Trauma berat yang ikut dirasakan orang tua pasca musibah yang menimpa korban layak mendapat perhatian dari pihak perlindungan anak.
Kebahagiaan masa kecil saat ikut bersama rekan untuk bermain seakan pupus sudah lantaran anak lebih memilih diam dan mengurung diri dirumah karena merasa malu.
Kedua orang tua saat dikonfirmasi media ini saat akan menemui Lembaga Perlindungan Perempuan dan Anak (LPPA) Kota Palopo ,Rabu (30/5/2017), mengakui perubahan sikap yang dialami anaknya sangat jauh dan menutup diri.

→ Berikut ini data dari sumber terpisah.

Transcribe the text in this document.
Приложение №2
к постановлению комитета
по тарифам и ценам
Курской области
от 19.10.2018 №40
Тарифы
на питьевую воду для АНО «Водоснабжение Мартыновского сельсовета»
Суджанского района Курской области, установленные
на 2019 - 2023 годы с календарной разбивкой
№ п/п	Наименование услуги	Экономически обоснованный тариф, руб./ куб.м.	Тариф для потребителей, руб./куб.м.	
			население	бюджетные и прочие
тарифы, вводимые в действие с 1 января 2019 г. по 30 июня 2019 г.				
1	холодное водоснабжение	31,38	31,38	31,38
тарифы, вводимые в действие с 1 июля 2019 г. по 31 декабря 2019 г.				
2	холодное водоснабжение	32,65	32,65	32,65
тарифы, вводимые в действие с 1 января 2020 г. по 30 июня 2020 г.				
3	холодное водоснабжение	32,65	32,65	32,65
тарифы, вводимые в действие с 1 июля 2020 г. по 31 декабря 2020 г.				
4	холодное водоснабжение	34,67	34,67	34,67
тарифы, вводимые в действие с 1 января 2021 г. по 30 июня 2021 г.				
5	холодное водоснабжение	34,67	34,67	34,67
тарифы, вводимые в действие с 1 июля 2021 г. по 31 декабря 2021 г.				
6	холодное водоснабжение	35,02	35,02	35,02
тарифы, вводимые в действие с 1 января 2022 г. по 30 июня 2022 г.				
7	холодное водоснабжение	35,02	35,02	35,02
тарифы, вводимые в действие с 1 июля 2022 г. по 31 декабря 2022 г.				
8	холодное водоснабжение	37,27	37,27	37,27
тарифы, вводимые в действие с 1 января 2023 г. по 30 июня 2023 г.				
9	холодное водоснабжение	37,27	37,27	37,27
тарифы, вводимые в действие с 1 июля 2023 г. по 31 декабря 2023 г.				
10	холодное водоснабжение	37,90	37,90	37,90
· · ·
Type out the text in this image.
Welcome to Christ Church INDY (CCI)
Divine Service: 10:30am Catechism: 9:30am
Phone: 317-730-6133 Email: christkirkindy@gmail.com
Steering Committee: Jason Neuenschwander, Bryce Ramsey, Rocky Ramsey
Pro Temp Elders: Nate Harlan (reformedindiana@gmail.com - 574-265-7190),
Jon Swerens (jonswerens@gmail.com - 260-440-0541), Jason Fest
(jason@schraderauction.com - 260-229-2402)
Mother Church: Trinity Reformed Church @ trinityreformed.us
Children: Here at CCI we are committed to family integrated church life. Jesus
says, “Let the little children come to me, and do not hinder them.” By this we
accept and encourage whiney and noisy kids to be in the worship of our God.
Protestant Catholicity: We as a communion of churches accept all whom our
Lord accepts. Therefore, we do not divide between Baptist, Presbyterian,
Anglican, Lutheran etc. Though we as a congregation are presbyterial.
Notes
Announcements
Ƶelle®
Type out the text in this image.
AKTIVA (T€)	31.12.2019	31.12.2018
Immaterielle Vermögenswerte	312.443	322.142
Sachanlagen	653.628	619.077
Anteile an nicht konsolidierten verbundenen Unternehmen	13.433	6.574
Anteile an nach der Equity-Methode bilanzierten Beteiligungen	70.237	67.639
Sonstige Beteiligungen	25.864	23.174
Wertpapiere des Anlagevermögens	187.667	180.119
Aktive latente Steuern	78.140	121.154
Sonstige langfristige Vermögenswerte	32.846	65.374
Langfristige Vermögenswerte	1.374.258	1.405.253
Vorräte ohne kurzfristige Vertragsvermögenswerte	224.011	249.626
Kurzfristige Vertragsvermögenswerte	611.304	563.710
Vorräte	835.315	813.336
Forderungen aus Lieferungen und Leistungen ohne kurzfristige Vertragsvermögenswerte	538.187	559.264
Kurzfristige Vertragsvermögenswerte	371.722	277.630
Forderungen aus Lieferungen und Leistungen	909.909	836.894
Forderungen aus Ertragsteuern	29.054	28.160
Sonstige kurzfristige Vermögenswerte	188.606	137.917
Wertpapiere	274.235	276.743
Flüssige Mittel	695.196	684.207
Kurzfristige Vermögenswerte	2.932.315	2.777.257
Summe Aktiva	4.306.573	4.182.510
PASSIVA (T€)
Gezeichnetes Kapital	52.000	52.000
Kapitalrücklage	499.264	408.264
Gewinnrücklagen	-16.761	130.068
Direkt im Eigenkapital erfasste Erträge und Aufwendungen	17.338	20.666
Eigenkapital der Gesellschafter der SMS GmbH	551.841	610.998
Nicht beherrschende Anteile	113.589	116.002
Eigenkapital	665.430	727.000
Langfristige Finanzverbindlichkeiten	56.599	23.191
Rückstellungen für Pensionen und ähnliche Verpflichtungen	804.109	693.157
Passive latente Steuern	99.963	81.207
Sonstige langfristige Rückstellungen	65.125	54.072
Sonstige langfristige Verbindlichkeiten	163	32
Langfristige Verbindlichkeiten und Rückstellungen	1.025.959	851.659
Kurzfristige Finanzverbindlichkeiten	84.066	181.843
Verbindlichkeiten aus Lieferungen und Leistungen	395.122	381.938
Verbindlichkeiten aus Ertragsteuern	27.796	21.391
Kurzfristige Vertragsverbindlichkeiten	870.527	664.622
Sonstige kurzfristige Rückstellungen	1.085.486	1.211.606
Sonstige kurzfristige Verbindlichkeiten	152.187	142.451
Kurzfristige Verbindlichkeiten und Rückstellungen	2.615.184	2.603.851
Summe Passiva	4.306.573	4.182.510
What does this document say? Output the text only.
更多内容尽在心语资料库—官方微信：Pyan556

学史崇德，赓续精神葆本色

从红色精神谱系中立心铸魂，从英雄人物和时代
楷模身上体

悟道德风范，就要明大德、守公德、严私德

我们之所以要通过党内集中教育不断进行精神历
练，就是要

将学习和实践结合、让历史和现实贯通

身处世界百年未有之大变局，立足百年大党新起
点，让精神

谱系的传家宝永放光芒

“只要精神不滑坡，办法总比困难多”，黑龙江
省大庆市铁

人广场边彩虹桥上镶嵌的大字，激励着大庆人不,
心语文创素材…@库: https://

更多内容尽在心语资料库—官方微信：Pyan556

“Kasian, hingga saat ini anakku hanya dirumah nonton saja malu juga kesekolah pernah diejek sama temannya sampai menangis, terakhir saya antar kesekolah saat dia ulangan,” tutur Nk yang dibenarkan oleh Sy, suaminya.
Lebih lanjut ia menuturkan, jika ketersinggungan si anak tiba-tiba muncul saat 2 saudaranya dilihat berbisik yang dianggap mengarah kepada dirinya, kontan si anak lari masuk kamar dan menangis.
Sementara kedua orang tua yang kesehariannya bekerja sebagai pedagang di pasar juga tidak lagi aktif seperti hari-hari sebelumnya.
“Sesak, seakan mau mati rasanya, apalagi saat tahu pelakunya bebas tidak ditahan, dia tetangga, katanya ada dirumahnya sekarang, saya tutup warung jualan karena pikiran seperti terbang-terbang rasanya,” sedihnya.
Lebih jauh orang tua menuturkan, sejak kejadiaan itu dirinya pun malu bertemu tetangga dan banyak menghabiskan waktu didalam rumah menghibur korban.
Mereka pun berharap adanya kepastian hukum pelaku mendapat hukuman berat.